Medical equipment is covered by DEVOTED CORE 004 HI (HMO) with no copays and prior authorization required, featuring a 20% coinsurance for durable medical equipment and no coinsurance to 20% coinsurance for prosthetics, medical supplies, and diabetic supplies. This benefit is partially covered, as diabetic therapeutic shoes and inserts are not covered.

Diagnostic and Radiological Services See details

DEVOTED CORE 004 HI (HMO) covers diagnostic and radiological services, requiring prior authorization for all services. Lab services, diagnostic radiology, and outpatient X-rays have no copay, diagnostic tests have a copay of $0 to $95 with no coinsurance, and therapeutic radiology has a 20% coinsurance.

Home Health Services See details

Home Health Services are covered by DEVOTED CORE 004 HI (HMO) with no copay and no coinsurance, though prior authorization is required.

Cardiac Rehabilitation Services See details

Cardiac rehabilitation services are covered under DEVOTED CORE 004 HI (HMO) with no coinsurance and require prior authorization.
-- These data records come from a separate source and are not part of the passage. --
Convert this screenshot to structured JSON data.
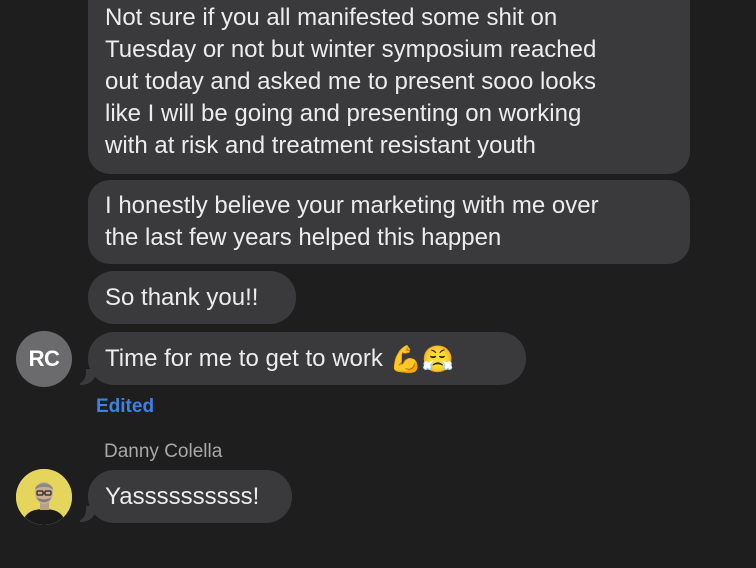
{
  "messages": [
    {
      "text": "Not sure if you all manifested some shit on\nTuesday or not but winter symposium reached\nout today and asked me to present sooo looks\nlike I will be going and presenting on working\nwith at risk and treatment resistant youth"
    },
    {
      "text": "I honestly believe your marketing with me over\nthe last few years helped this happen"
    },
    {
      "text": "So thank you!!"
    },
    {
      "text": "Time for me to get to work",
      "emojis": "💪😤"
    }
  ],
  "first_sender": {
    "initials": "RC",
    "status": "Edited"
  },
  "second_sender": {
    "name": "Danny Colella",
    "message": "Yassssssssss!"
  },
  "colors": {
    "background": "#1e1e1e",
    "bubble": "#3a3a3c",
    "edited": "#3b82e6"
  }
}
Some services are covered, but cardiac rehabilitation, intensive cardiac rehabilitation, pulmonary rehabilitation, and SET for PAD services are not covered.

Skilled Nursing Facility (SNF) See details

DEVOTED CORE 004 HI (HMO) covers Skilled Nursing Facility (SNF) services with no coinsurance, requiring prior authorization but no prior three-day hospital stay. There is no copay for days 1 through 20, followed by a $218 daily copay for days 21 through 100, with no coverage provided for additional days.

Other Services See details

Other services are partially covered by DEVOTED CORE 004 HI (HMO), which offers acupuncture with no copay and 50% coinsurance, as well as over-the-counter items and additional preventive services with no copay and no coinsurance. Meal benefits are not covered under this plan.